O panteísmo é sem dúvida uma das crenças mais antigas da
humanidade. Mais velho que o budismo, que o cristianismo ou
que qualquer outra religião, há mesmo quem defenda que todas
as religiões existentes não passam de simples permutações
dessa crença primordial.
Submetido à exigência metafórica de
tratar o panteísmo como se de uma pessoa se tratasse (Pan),
esta seção tem como objetivo apresentar uma retrospectiva
das várias formas que o panteísmo refletiu em diversas
personalidades que marcaram o pensamento e história da
humanidade... Que se inicie então o seu retrato biográfico!
Tales de Mileto (624-546 a.C.):
Na Grécia Antiga, vários filósofos procuraram descobrir a
base criadora do universo. Defendiam que se tratava de uma
substância (material em vez de mental ou espiritual) única e
unificadora de todas as coisas contidas no universo e cada
um deles apresentou a sua própria teoria e respectivo
elemento. Para Tales de Mileto, a substância primária seria
a água.
Anaximandro (611-546 a.C.):
Filósofo grego para o qual o ápeiron seria a origem de todas
as coisas - uma substancia ilimitada, indefinida e
indestrutível, do qual tudo surge e ao qual tudo reverte.
Dele surgiriam os quatro elementos fundamentais: o quente e
o frio (origem dos astros) e o úmido e o seco (origem do
mundo e da vida orgânica).
Anaximenes (588-534 a.C.):
Filósofo grego que identificou o ápeiron do seu mestre
(Anaximandro) com o ar, do qual surgiriam as três matérias
básicas: fogo, terra e água, e destas, tudo o resto. Para
Anaximenes, essa seria inclusivamente a origem dos Deuses.

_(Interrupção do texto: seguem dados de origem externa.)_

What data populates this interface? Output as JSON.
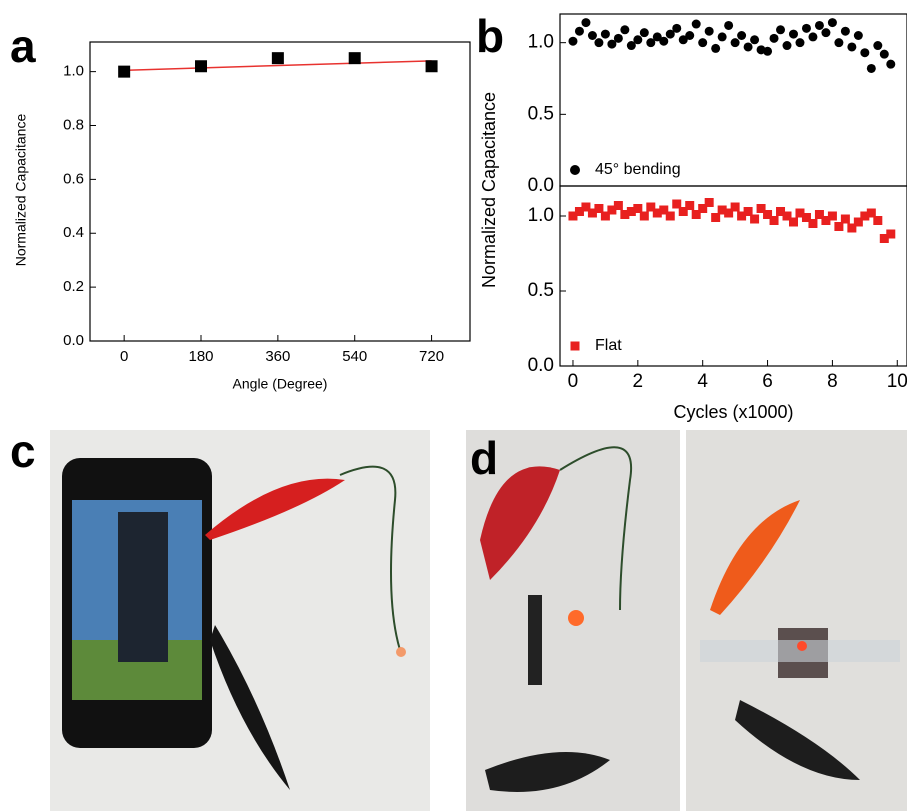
{
  "chart_data": [
    {
      "type": "scatter",
      "panel_label": "a",
      "xlabel": "Angle (Degree)",
      "ylabel": "Normalized Capacitance",
      "x": [
        0,
        180,
        360,
        540,
        720
      ],
      "values": [
        1.0,
        1.02,
        1.05,
        1.05,
        1.02
      ],
      "color": "#000000",
      "marker": "square",
      "fit": {
        "x": [
          0,
          720
        ],
        "values": [
          1.005,
          1.04
        ],
        "color": "#e8322f"
      },
      "xlim": [
        -80,
        810
      ],
      "xticks": [
        0,
        180,
        360,
        540,
        720
      ],
      "ylim": [
        0,
        1.11
      ],
      "yticks": [
        {
          "value": 0,
          "label": "0.0"
        },
        {
          "value": 0.2,
          "label": "0.2"
        },
        {
          "value": 0.4,
          "label": "0.4"
        },
        {
          "value": 0.6,
          "label": "0.6"
        },
        {
          "value": 0.8,
          "label": "0.8"
        },
        {
          "value": 1,
          "label": "1.0"
        }
      ]
    },
    {
      "type": "scatter",
      "panel_label": "b",
      "ylabel": "Normalized Capacitance",
      "legend": "45° bending",
      "x": [
        0,
        0.2,
        0.4,
        0.6,
        0.8,
        1,
        1.2,
        1.4,
        1.6,
        1.8,
        2,
        2.2,
        2.4,
        2.6,
        2.8,
        3,
        3.2,
        3.4,
        3.6,
        3.8,
        4,
        4.2,
        4.4,
        4.6,
        4.8,
        5,
        5.2,
        5.4,
        5.6,
        5.8,
        6,
        6.2,
        6.4,
        6.6,
        6.8,
        7,
        7.2,
        7.4,
        7.6,
        7.8,
        8,
        8.2,
        8.4,
        8.6,
        8.8,
        9,
        9.2,
        9.4,
        9.6,
        9.8
      ],
      "values": [
        1.01,
        1.08,
        1.14,
        1.05,
        1.0,
        1.06,
        0.99,
        1.03,
        1.09,
        0.98,
        1.02,
        1.07,
        1.0,
        1.04,
        1.01,
        1.06,
        1.1,
        1.02,
        1.05,
        1.13,
        1.0,
        1.08,
        0.96,
        1.04,
        1.12,
        1.0,
        1.05,
        0.97,
        1.02,
        0.95,
        0.94,
        1.03,
        1.09,
        0.98,
        1.06,
        1.0,
        1.1,
        1.04,
        1.12,
        1.07,
        1.14,
        1.0,
        1.08,
        0.97,
        1.05,
        0.93,
        0.82,
        0.98,
        0.92,
        0.85
      ],
      "color": "#000000",
      "marker": "circle",
      "xlim": [
        -0.4,
        10.3
      ],
      "ylim": [
        0,
        1.2
      ],
      "yticks": [
        {
          "value": 0,
          "label": "0.0"
        },
        0.5,
        {
          "value": 1,
          "label": "1.0"
        }
      ]
    },
    {
      "type": "scatter",
      "xlabel": "Cycles (x1000)",
      "legend": "Flat",
      "x": [
        0,
        0.2,
        0.4,
        0.6,
        0.8,
        1,
        1.2,
        1.4,
        1.6,
        1.8,
        2,
        2.2,
        2.4,
        2.6,
        2.8,
        3,
        3.2,
        3.4,
        3.6,
        3.8,
        4,
        4.2,
        4.4,
        4.6,
        4.8,
        5,
        5.2,
        5.4,
        5.6,
        5.8,
        6,
        6.2,
        6.4,
        6.6,
        6.8,
        7,
        7.2,
        7.4,
        7.6,
        7.8,
        8,
        8.2,
        8.4,
        8.6,
        8.8,
        9,
        9.2,
        9.4,
        9.6,
        9.8
      ],
      "values": [
        1.0,
        1.03,
        1.06,
        1.02,
        1.05,
        1.0,
        1.04,
        1.07,
        1.01,
        1.03,
        1.05,
        1.0,
        1.06,
        1.02,
        1.04,
        1.0,
        1.08,
        1.03,
        1.07,
        1.01,
        1.05,
        1.09,
        0.99,
        1.04,
        1.02,
        1.06,
        1.0,
        1.03,
        0.98,
        1.05,
        1.01,
        0.97,
        1.03,
        1.0,
        0.96,
        1.02,
        0.99,
        0.95,
        1.01,
        0.97,
        1.0,
        0.93,
        0.98,
        0.92,
        0.96,
        1.0,
        1.02,
        0.97,
        0.85,
        0.88
      ],
      "color": "#e8201f",
      "marker": "square",
      "xlim": [
        -0.4,
        10.3
      ],
      "xticks": [
        0,
        2,
        4,
        6,
        8,
        10
      ],
      "ylim": [
        0,
        1.2
      ],
      "yticks": [
        {
          "value": 0,
          "label": "0.0"
        },
        0.5,
        {
          "value": 1,
          "label": "1.0"
        }
      ]
    }
  ],
  "photos": [
    {
      "label": "c"
    },
    {
      "label": "d"
    }
  ]
}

Xenófanes (560-478 a.C.): Filósofo grego influenciado pela
escola de Mileto. Defendeu a origem natural de todas as
criaturas e criticou as crenças mitológicas. Substituiu os
vários deuses do Olimpo por um deus imanente à natureza.
Heraclito (536-470 a.C.):
Filósofo grego oriundo de Éfesos. Concebeu a natureza como
um todo racionalmente ordenado num processo continuo de
transformação, constituindo uma única realidade. Mesmo que
nesse processo não houvesse coisas estáveis, ele continuaria
a sê-lo, já que toda a mutação segue uma razão cósmica
(logos) e uma medida (metrom) invariáveis. Heraclito também
procurou um princípio comum às várias formas da matéria e
identificou-o com o fogo.
Zenão de Chipre (séc. IV-III a.C.):
Filósofo grego de origem semita que elaborou o sistema
filosófico do estoicismo. Os estóicos acreditavam entre
outras coisas que o universo era um ser animado e racional
que inclusivamente possuia uma alma (composta por uma
refinada forma de matéria).Johannes Scotus Erigena
(810-877): Escolástico irlandês cuja maior obra, "De
diviosiones naturae" declarava que "em última estância, Deus
e a criação são um só... Enquanto natural, o criador do
universo, é infinito, não está confinado por nenhum limites
superior ou inferior. Ele abarca tudo em si e é cercado por
nada."
Giordano Bruno (1548-1600):
Filósofo, astrônomo e matemático italiano. Adotou uma visão
panteísta da realidade ao defender a idéia de que a suprema
e única substância é Deus ou Natureza e que nela se encontra
contido todo e qualquer objeto, relação e evento que existe
no universo. Segundo Giordano, o princípio do mundo não
estaria fora dele, mas seria sim a força que está dentro
dele. Foi preso por heresia em 1592 e queimado vivo no dia
17 de Fevereiro de 1600.
Baruch Spinoza (1632-1677):
Filósofo holandês de origem judaica e filho de pais
portugueses (emigrados na Holanda) sendo por isso
considerado como o maior legado lusófono para a filosofia
ocidental. As suas idéias encontram-se resumidas em "Ethica",
uma obra extremamente abstrata, que não expressa nenhum amor
pela natureza, algo que seria de esperar por alguém que
identifica Deus com a Natureza. O ponto de partida de
Spinoza não é a natureza ou o cosmos, mas sim uma definição
puramente teórica de Deus. Alguns acadêmicos consideram "Ethica"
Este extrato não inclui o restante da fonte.